Following this opening statement, he offered the defendant a chance to respond. Without hesitation, she took the legal advice of the night before and asked that the witnesses all be recalled and asked to swear an oath that their testimony was true. “The Lord hath said that an oath is the end of all controversy,” she explained.
If the ministers were lying, as she suspected, it would likely appear in the form of inconsistencies or contradictions between their
testimony yesterday and today. And if they were shown to be lying under oath, then they would be guilty not only of perjury but also of blasphemy—taking the Lord’s name in vain, a crime against God.
Assistant Bradstreet pointed this out to her. If the ministers “should mistake you in your speeches, you would make them to
sin
if you urge them to swear.”
“That is not the thing,” she said. “If they accuse me, I desire it may be upon oath.” She added that the ministers were not reliable because “they are witnesses of their own cause.”
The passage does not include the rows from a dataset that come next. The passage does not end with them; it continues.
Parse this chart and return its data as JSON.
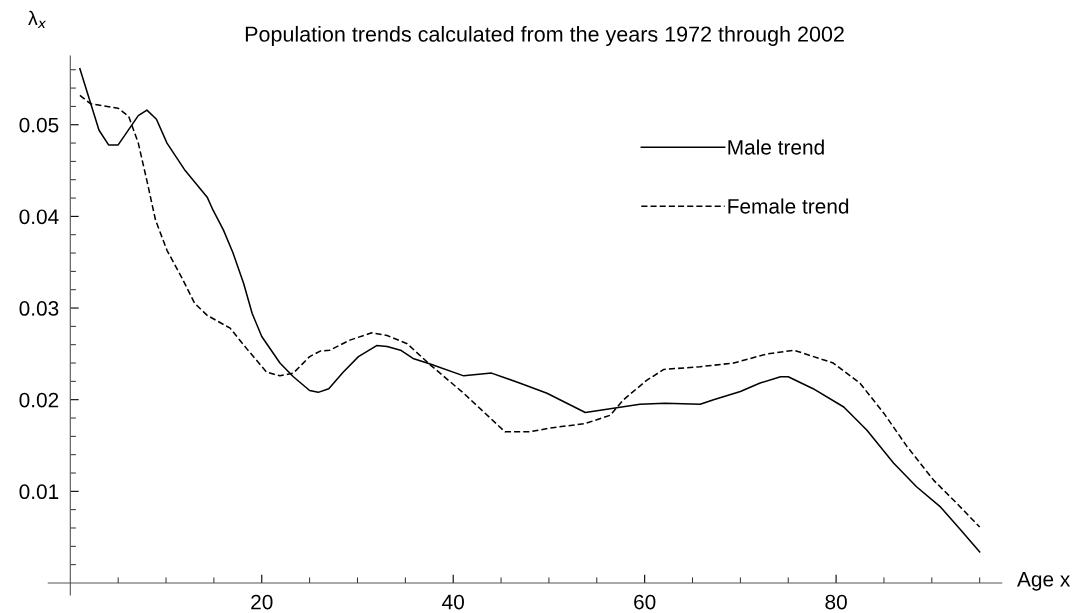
{
  "chart_data": {
    "type": "line",
    "title": "Population trends calculated from the years 1972 through 2002",
    "xlabel": "Age x",
    "ylabel": "λ$_{x}$",
    "xlim": [
      -2.3,
      97.3
    ],
    "ylim": [
      -0.0013,
      0.0575
    ],
    "xticks": [
      {
        "value": 5,
        "label": null
      },
      {
        "value": 10,
        "label": null
      },
      {
        "value": 15,
        "label": null
      },
      20,
      {
        "value": 25,
        "label": null
      },
      {
        "value": 30,
        "label": null
      },
      {
        "value": 35,
        "label": null
      },
      40,
      {
        "value": 45,
        "label": null
      },
      {
        "value": 50,
        "label": null
      },
      {
        "value": 55,
        "label": null
      },
      60,
      {
        "value": 65,
        "label": null
      },
      {
        "value": 70,
        "label": null
      },
      {
        "value": 75,
        "label": null
      },
      80,
      {
        "value": 85,
        "label": null
      },
      {
        "value": 90,
        "label": null
      },
      {
        "value": 95,
        "label": null
      }
    ],
    "yticks": [
      {
        "value": 0.002,
        "label": null
      },
      {
        "value": 0.004,
        "label": null
      },
      {
        "value": 0.006,
        "label": null
      },
      {
        "value": 0.008,
        "label": null
      },
      0.01,
      {
        "value": 0.012,
        "label": null
      },
      {
        "value": 0.014,
        "label": null
      },
      {
        "value": 0.016,
        "label": null
      },
      {
        "value": 0.018,
        "label": null
      },
      0.02,
      {
        "value": 0.022,
        "label": null
      },
      {
        "value": 0.024,
        "label": null
      },
      {
        "value": 0.026,
        "label": null
      },
      {
        "value": 0.028,
        "label": null
      },
      0.03,
      {
        "value": 0.032,
        "label": null
      },
      {
        "value": 0.034,
        "label": null
      },
      {
        "value": 0.036,
        "label": null
      },
      {
        "value": 0.038,
        "label": null
      },
      0.04,
      {
        "value": 0.042,
        "label": null
      },
      {
        "value": 0.044,
        "label": null
      },
      {
        "value": 0.046,
        "label": null
      },
      {
        "value": 0.048,
        "label": null
      },
      0.05,
      {
        "value": 0.052,
        "label": null
      },
      {
        "value": 0.054,
        "label": null
      },
      {
        "value": 0.056,
        "label": null
      }
    ],
    "legend": "top right",
    "marker": "none",
    "series": [
      {
        "name": "Male trend",
        "color": "#000000",
        "line_style": "solid",
        "x": [
          1.0,
          3.0,
          4.0,
          5.0,
          7.1,
          8.0,
          9.0,
          10.1,
          12.0,
          14.3,
          14.9,
          16.0,
          17.0,
          18.1,
          19.0,
          20.0,
          21.9,
          23.3,
          25.0,
          25.9,
          27.0,
          28.5,
          30.1,
          32.0,
          33.1,
          34.5,
          35.8,
          37.6,
          41.1,
          44.0,
          47.0,
          49.8,
          53.8,
          56.4,
          59.5,
          62.1,
          65.8,
          67.2,
          70.0,
          72.0,
          74.2,
          75.0,
          77.6,
          80.8,
          83.2,
          86.0,
          88.4,
          90.9,
          93.0,
          95.0
        ],
        "values": [
          0.0561,
          0.0494,
          0.0478,
          0.0478,
          0.051,
          0.0516,
          0.0506,
          0.048,
          0.045,
          0.0421,
          0.0407,
          0.0385,
          0.036,
          0.0327,
          0.0294,
          0.0269,
          0.024,
          0.0225,
          0.021,
          0.0208,
          0.0212,
          0.023,
          0.0247,
          0.0259,
          0.0258,
          0.0254,
          0.0245,
          0.0239,
          0.0226,
          0.0229,
          0.0218,
          0.0207,
          0.0186,
          0.019,
          0.0195,
          0.0196,
          0.0195,
          0.02,
          0.0209,
          0.0218,
          0.0225,
          0.0225,
          0.0212,
          0.0192,
          0.0167,
          0.0131,
          0.0105,
          0.0083,
          0.0058,
          0.0034
        ]
      },
      {
        "name": "Female trend",
        "color": "#000000",
        "line_style": "dashed",
        "x": [
          1.0,
          2.1,
          5.0,
          6.1,
          7.1,
          8.0,
          8.9,
          10.1,
          11.6,
          13.0,
          14.3,
          16.7,
          18.4,
          20.5,
          21.9,
          23.3,
          25.0,
          26.1,
          27.1,
          29.2,
          31.5,
          33.1,
          35.2,
          37.6,
          41.1,
          45.4,
          48.0,
          50.1,
          53.8,
          56.4,
          57.8,
          60.2,
          62.0,
          65.8,
          69.3,
          72.8,
          75.6,
          79.7,
          82.5,
          85.0,
          87.4,
          90.2,
          92.6,
          95.0
        ],
        "values": [
          0.0532,
          0.0523,
          0.0518,
          0.0509,
          0.048,
          0.0439,
          0.0396,
          0.0363,
          0.0334,
          0.0305,
          0.0292,
          0.0278,
          0.0256,
          0.023,
          0.0226,
          0.0229,
          0.0247,
          0.0253,
          0.0254,
          0.0265,
          0.0273,
          0.027,
          0.0261,
          0.0238,
          0.0207,
          0.0165,
          0.0165,
          0.0169,
          0.0174,
          0.0183,
          0.02,
          0.0221,
          0.0233,
          0.0236,
          0.024,
          0.025,
          0.0254,
          0.024,
          0.0218,
          0.0185,
          0.0149,
          0.0112,
          0.0087,
          0.0061
        ]
      }
    ]
  }
}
“It is not their cause, but the cause of the
whole country,
” Winthrop observed ominously.
The ministers knew as well as anyone the risk they took in testifying again, under oath, and were not eager to do so. They could damn themselves if they obliged Hutchinson. This, they believed, was a trap. They could not remember perfectly what she or they had said at their meeting eleven months before. They took seriously the third commandment—“Thou shalt not take the name of the Lord, thy God, in vain”—and considered an oath a solemn avowal of absolute truth.
Winthrop said supportively, “I see no necessity of an oath in this thing, seeing it is true.” The ministers are “men of long approved godliness and sincerity in their course.” Aiming for balance, he added, “Yet that all may be satisfied, if the elders will take an oath they shall have it given them.”
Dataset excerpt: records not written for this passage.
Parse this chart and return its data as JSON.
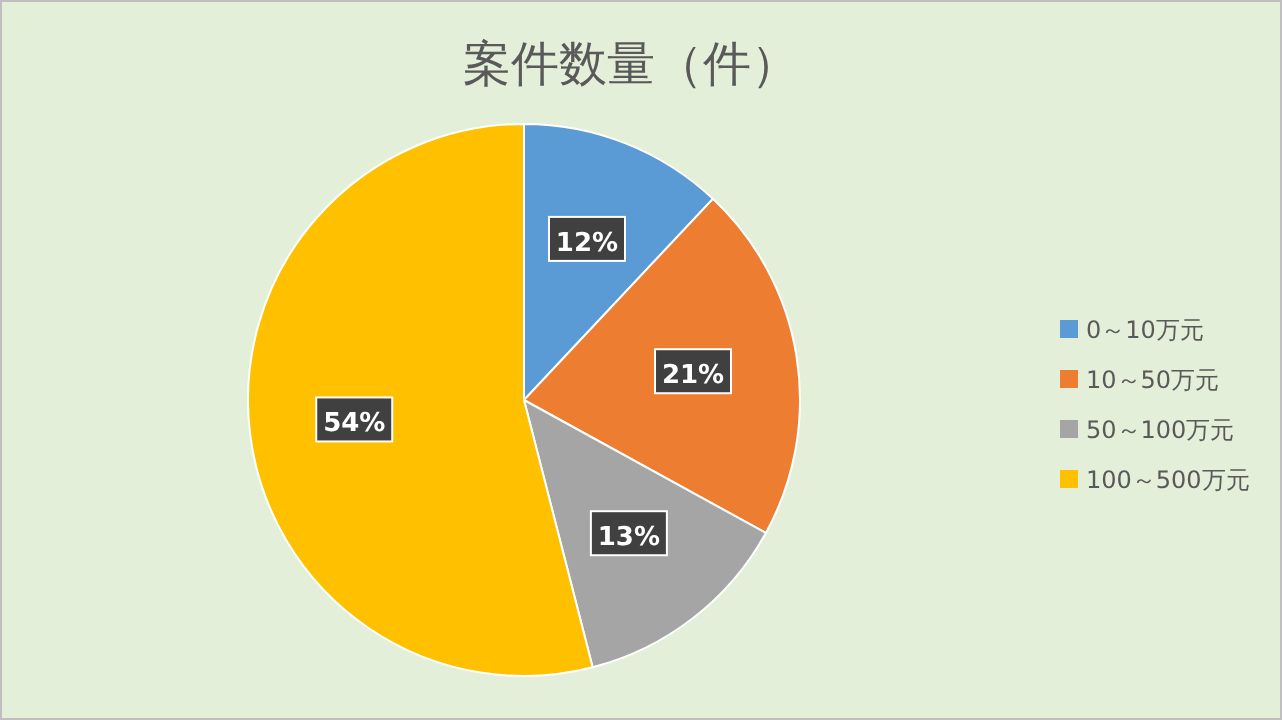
{
  "chart_data": {
    "type": "pie",
    "title": "案件数量（件）",
    "categories": [
      "0～10万元",
      "10～50万元",
      "50～100万元",
      "100～500万元"
    ],
    "values": [
      12,
      21,
      13,
      54
    ],
    "colors": [
      "#5b9bd5",
      "#ed7d31",
      "#a5a5a5",
      "#ffc000"
    ],
    "value_labels": [
      "12%",
      "21%",
      "13%",
      "54%"
    ],
    "legend": "right"
  }
}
“After they have taken an oath,” Hutchinson insisted, “I will make good what I say.”
Winthrop said, “Let those who are not satisfied in the court speak.”
“We are not satisfied!” the crowd called out, delighted to have a chance to proclaim their support for Mistress Hutchinson and their distress over the court’s mistreatment of her.
Winthrop quietly considered his options. “Let us state the case, and then we may know what to do. That which is laid to Mistress Hutchinson’s charge is that she hath traduced the magistrates and ministers of this jurisdiction, that she hath said the ministers preached a covenant of works and Mr. Cotton a covenant of grace, and that they were not able ministers of the gospel. And she excuses it that she made it a private conference and with a promise of secrecy. Now, this is charged upon her, and they therefore sent for her seeing she made it her table talk,” or
casual conversation. “And then she said, ‘The fear of man was a snare,’ and therefore she would not be afraid of them.”